Il governo è sempre più convinto per l’aumento delle spese militari al 2%. Sono in molti a ritenere che il tema sia emerso in seguito allo scoppio dei conflitti armati in Ucraina, ma in realtà si tratta di un tema caldo già dal 2014, anno in cui la Russia ha invaso la Crimea.
In quell’occasione, Obama e Cameron (al vertice Nato in Galles) hanno richiamato gli altri membri dell’Alleanza Atlantica affinché rispettassero lobiettivo del 2%. La questione è tornata di attualità in queste settimane, quando la Crimea ha approvato un ordine del giorno collegato al decreto Ucraina.
L’ordine del giorno di cui si parla, impegna il governo Draghi ad aumentare le spese militari al 2% del Pil. Ma cosa significa tutto ciò? Entriamo nel dettaglio.
Cosa significa aumentare le spese militari al 2%?
Secondo alcune stime pubblicate dal ministero della Difesa, l’aumento delle spese militari al 2% del Pil significherebbe dagli attuali 25,8 miliardi all’anno (quindi circa 68 milioni al giorno) a circa 38 miliardi all’anno (quindi 104 milioni al giorno).
Ma è stata davvero l’invasione in Ucraina a spingere il governo a valutare questa scelta? Durante un’intervista al sito Upday, Fabrizio Coticchia, professore associato di Scienza politica all’Università di Genova, ha spiegato qual è il vero motivo alla base dell’aumento della spesa militare.
“E’ chiaro che il momento chiave nell’aumento delle spese in tutta Europa è stato il 2014. Da allora l’Alleanza si concentra su 3 punti: cash, capabilities e contributions. Con “cash” si intende il famoso 2% da raggiungere entro il 2024, le “capabilities” sono gli investimenti per equipaggiamenti pari al 20% del bilancio, mentre “contributions” indica l’impegno in missioni Nato all’estero”.
“Settore (quest’ultimo) in cui l’Italia, almeno prima della crisi in Ucraina, era in prima linea con i suoi contributi in Iraq, Afghanistan e altre operazioni“.
Aumento spese militari: è una corsa al riarmo?
Il professor Coticchia ha poi aggiunto: “nel corso degli anni l’Italia ha avuto una politica precisa in questo senso. Il ministro della Difesa, Lorenzo Guerini, ha ribadito che bisogna investire per ottenere prestigio e credibilità a livello internazionale”.
“La politica del governo è stata basata anche sulla necessità di tutelare gli interessi nazionali del mediterraneo allargato e di aumentare la capacità della nostra industria militare”. Secondo il professore Coticchia, quindi, non è tanto importante riflettere su quanto si spende ma più che altro su come si spende.

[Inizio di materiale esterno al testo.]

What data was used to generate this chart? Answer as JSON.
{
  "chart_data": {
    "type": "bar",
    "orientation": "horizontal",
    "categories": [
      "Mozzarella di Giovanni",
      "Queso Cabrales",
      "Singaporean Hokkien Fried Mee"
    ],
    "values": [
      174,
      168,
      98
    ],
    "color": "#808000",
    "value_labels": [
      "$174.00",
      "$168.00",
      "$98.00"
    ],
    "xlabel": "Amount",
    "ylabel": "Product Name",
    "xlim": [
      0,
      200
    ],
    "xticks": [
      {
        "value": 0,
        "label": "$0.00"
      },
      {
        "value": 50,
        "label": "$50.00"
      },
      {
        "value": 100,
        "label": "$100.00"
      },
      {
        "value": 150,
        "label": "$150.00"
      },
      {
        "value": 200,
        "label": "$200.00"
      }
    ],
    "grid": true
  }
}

Ecco le parole del docente universitario: “c’è una riflessione ancora limitata sulla strategia e sulla politica estera, gli interessi che andiamo a difendere non sono esplicitati. Per quanto riguarda gli investimenti occorre domandarsi: acquisire armi sì, ma per fare cosa? In tutto questo il controllo del Parlamento sull’acquisizione di armi è ancora molto limitato, come si evince dalla brevità dei tempi di lavoro delle commissioni su questi provvedimenti”.
Ma questo non è tutto. Sempre durante un’intervista a Upday, Denise Serangelo, presidente del think tank Analytica for intelligence and security, ha sottolineato come l’aumento della spesa militare e il riarmo siano in realtà due concetti distinti e non vadano, quindi, di pari passo.
In questo caso, specifica, non si tratterebbe assolutamente di una corsa al riarmo: “non bisogna commettere l’errore – sottolinea l’esperta – di collegare direttamente l’aumento delle spese militari a una vera e propria politica di riarmo. Il famoso 2% riguarderà probabilmente investimenti sul personale“.
“Questo vuol dire ampliare il bacino di arruolamento con ufficiali e sottoufficiali. In Italia si dice che ce ne sono già troppi, ma la verità è che soprattutto gli ufficiali sono ampiamente sotto organico. Manca invece la base, come tenenti e capitani che comandano plotoni e compagnie”.